Depuis la loi du 13 mars 2000, la signature électronique a fait son chemin. Le paysage s’est décanté, les autorités de certification ont quitté l’avant scène pour concentrer sur leur fonction, les acteurs se sont mis en place, les juristes ont appris à apprivoiser cette nouvelle donnée, les applications de dématérialisation ont commencé à se déployer. (Trop) lentement mais sûrement, le processus s’est lancé, il ne s’arrêtera plus. Et il génère de nouvelles opportunités de business.
Nous avons aujourd’hui 2 mondes, celui du matériel, celui de l’immatériel :
- Le monde matériel, où règnent en maîtres, les hommes, la matière, première ou non, les marchandises et tout ce qui sert à abriter et véhiculer les uns et les autres.

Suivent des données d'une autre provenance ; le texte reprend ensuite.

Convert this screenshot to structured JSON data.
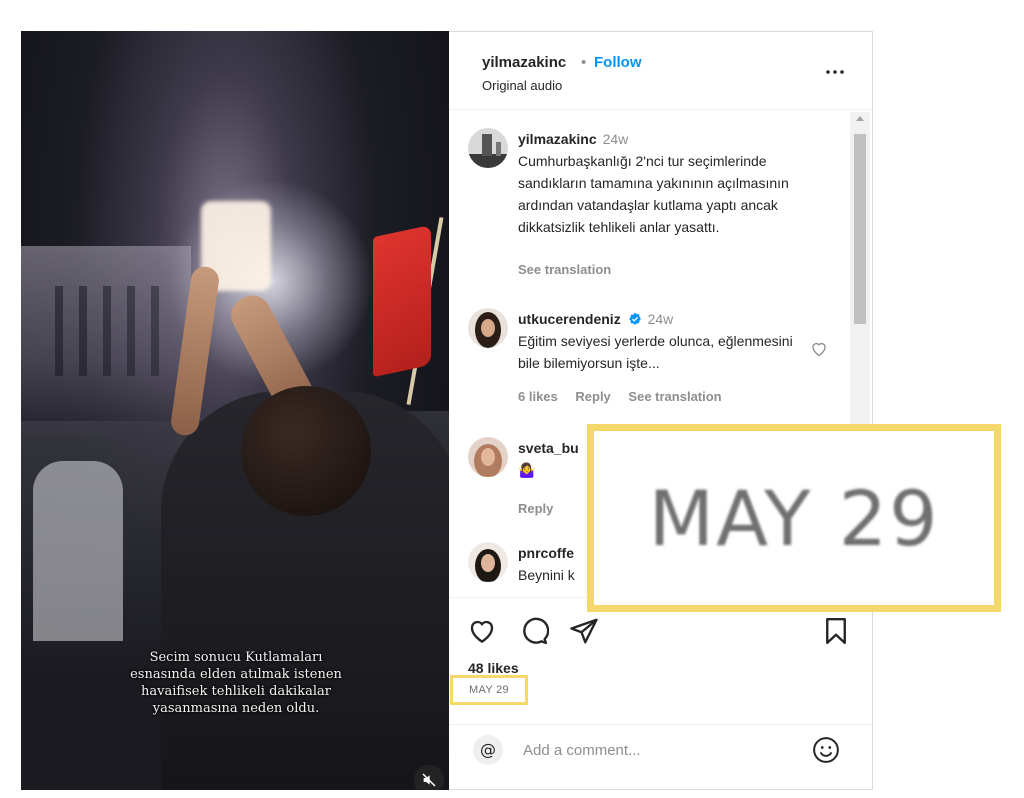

- Le monde immatériel, électronique, où règnent aussi les hommes et où se trouve désormais l’information, et tout ce qui sert à la générer, la conserver, l’échanger. Ces 2 mondes sont parallèles, exclusifs l’un de l’autre. C’est une évidence lorsque l’on situe cette affirmation au niveau de la matière, difficilement dématérialisable sauf dans les films et séries de SF, c’est moins flagrant pour ce qui concerne l’information,
Le troisème monde, hybride :
Entre ces 2 mondes, il existe un troisième monde, ou plutôt, un monde hybride entre les 2 premiers mondes, un sas, dont l’unique objet est d’assurer le lien entre les 2 autres, un monde obligatoire pour passer de l’un à l’autre, du matériel à l’immatériel et de l’immatériel au matériel, un monde où dématérialisation et matérialisation / rematérialisation sont à la fois un enjeu de notre temps, un enjeu juridique et un enjeu industriel. En effet, une multitude d’actes y sont à accomplir chaque seconde qui passe, le droit à l’erreur n’y existe pas, tant faire passer une information d’un monde à l’autre est une entreprise sensible, délicate, d’une part pour ne pas la perdre ou ne pas la déteriorer, mais aussi et surtout, pour la transférer dans l’autre monde sans rien lui faire perdre de sa valeur juridique.
L’avènement du deuxième monde a inquiété et inquiète toujours ceux qui vivaient jusqu’ici sans souci de la manne du transport matériel de l’information.
Le téléphone, tout d’abord, a
inquiété La Poste, qui se l’est d’ailleurs
approprié à ses débuts, la Poste
étant devenu les P & T, puis les PTT, avant
d’abandonner les 2 T pour redevenir elle-même (Cf. l’histoire de La Poste sur wikipedia).
Le minitel, Le fax, puis Internet et surtout Internet et l’email sont
devenus un danger pour l’acheminement des lettres, de moins en moins
indispensables au transport de l’information.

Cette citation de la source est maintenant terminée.